Brownstone Discovered

In 1889, the first of several large brownstone quarries opened in Sanford. Brownstone, a deep reddish brown sandstone, underlies Sanford and much of northern Lee County. Since the beginnings of settlement, the stone had been used by local builders for house foundations, chimneys, cemetery walls, and the like. In the mid-1800s, the engineers who built the Western Railroad through the area exploited the stone's decorative potential in their beautifully crafted culverts. Brownstone was quarried locally on a small commercial scale during the 1870s and 1880s.

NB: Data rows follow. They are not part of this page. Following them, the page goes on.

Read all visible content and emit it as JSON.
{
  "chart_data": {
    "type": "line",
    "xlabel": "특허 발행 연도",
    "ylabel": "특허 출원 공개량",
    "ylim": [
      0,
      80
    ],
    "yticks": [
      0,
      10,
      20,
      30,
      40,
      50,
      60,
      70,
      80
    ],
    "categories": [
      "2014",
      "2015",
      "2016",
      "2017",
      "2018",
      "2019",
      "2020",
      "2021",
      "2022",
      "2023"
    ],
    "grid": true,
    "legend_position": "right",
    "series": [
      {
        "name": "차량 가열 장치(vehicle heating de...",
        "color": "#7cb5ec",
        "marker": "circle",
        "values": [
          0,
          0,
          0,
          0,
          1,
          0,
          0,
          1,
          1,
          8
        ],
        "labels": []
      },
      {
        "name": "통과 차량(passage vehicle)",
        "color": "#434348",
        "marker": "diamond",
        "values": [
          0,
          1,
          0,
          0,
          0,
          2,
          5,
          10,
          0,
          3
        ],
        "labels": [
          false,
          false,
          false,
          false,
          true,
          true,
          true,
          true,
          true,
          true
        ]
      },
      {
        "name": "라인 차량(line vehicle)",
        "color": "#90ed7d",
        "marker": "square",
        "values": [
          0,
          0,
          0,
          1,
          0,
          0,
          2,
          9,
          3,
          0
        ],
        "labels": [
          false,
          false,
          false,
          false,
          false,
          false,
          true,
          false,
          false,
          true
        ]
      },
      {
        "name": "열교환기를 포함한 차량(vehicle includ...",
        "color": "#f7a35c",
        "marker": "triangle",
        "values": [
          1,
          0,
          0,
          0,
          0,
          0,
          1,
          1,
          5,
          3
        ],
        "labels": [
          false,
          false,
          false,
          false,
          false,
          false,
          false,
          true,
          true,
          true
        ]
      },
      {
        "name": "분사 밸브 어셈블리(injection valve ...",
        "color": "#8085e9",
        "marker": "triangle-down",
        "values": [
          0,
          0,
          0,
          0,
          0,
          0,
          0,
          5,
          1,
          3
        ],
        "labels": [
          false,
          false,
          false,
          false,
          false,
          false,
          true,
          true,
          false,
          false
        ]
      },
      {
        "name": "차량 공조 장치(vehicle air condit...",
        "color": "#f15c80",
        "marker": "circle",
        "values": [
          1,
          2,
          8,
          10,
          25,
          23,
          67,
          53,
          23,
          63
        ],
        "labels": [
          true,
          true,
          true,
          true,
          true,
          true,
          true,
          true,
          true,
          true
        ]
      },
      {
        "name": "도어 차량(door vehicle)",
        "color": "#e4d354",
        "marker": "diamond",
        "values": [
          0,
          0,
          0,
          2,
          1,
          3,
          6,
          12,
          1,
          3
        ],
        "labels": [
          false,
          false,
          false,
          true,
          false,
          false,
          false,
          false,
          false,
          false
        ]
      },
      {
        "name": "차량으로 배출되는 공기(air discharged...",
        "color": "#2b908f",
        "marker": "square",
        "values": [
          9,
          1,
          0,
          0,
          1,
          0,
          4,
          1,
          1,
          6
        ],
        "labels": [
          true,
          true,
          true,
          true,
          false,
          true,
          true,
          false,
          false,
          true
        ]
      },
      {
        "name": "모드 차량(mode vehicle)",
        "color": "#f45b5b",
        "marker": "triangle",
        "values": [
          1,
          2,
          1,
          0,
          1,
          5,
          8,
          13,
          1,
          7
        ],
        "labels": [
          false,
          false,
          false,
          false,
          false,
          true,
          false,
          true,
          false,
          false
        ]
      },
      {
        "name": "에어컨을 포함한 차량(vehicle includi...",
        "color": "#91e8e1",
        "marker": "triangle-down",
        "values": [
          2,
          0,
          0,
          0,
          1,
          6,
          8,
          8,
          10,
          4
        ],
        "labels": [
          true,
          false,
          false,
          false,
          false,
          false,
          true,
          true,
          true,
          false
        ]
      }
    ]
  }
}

In America's fast-growing cities, interest in architectural brownstone reached a fever pitch during the late nineteenth century, a period aptly christened the Brown Decades. Romanesque brownstone government buildings were built throughout North Carolina and elsewhere, and row after row of apartment buildings known as "brownstones" went up in New York, Philadelphia, and other cities. By the end of the 1880s, Sanford's enhanced rail connections enabled it to cater directly to this burgeoning national market. In 1889, the local press urged, "The people of Sanford owe it to themselves to have the brownstone quarries in a quarter mile of the depot operated. Let's agitate and force this excellent building stone upon the market. It is of the best in the U.S. and there is enough of it here to build a New York or Chicago." And indeed, in August 1889 a Philadelphia concern leased quarry sites from several landowners in the Sanford area.

In February 1890, W. H. Smith of Michigan, the contractor for a federal office building then under construction in Wilmington, leased a site southwest of the downtown and put twenty-five stonecutters to work. The stone was shipped to Wilmington on the newly completed Cape Fear & Yadkin Valley Railroad. African American stonecutters made up the majority of the workforce at the Smith quarry, as they did at most later Sanford quarries. The success of W. H. Smith's quarry inspired local landowners and northern capitalists to step up brownstone production. In June 1891, the Moore County Brownstone Company opened a quarry on a ninety-acre tract west of downtown. Sanford’s brownstone industry flourished through the turn of the century, but a shift in national taste away from the heavy Romanesque forms and rich coloration of the 1880s and 1890s toward the lighter, classical compositions popularized by the Columbian Exposition of 1893 gradually led to a slackening of demand for the local stone. Brownstone remained in use locally, for window lintels and other façade trim in downtown Sanford commercial buildings.

One of Lee County's architectural paradoxes is the virtual absence of sophisticated brownstone construction, despite the prevalence of brownstone quarrying. The Endor Iron Furnace and the Western Railroad used brownstone in the mid-1800s, but during the peak years of production, only the 1908 Lee County Courthouse and a handful of commercial buildings in downtown Sanford used brownstone in its dressed form. The stone was used with more frequency in Sanford landscaping. The front yard of the early-twentieth-century John R. Jones House at 402 Hawkins Avenue is bordered by a low brownstone wall punctuated by stone gate posts and short piers capped with pyramidal blocks, and a set of brownstone steps leads up to the house of quarry owner Roscoe E. Carrington at 214 Summitt Drive.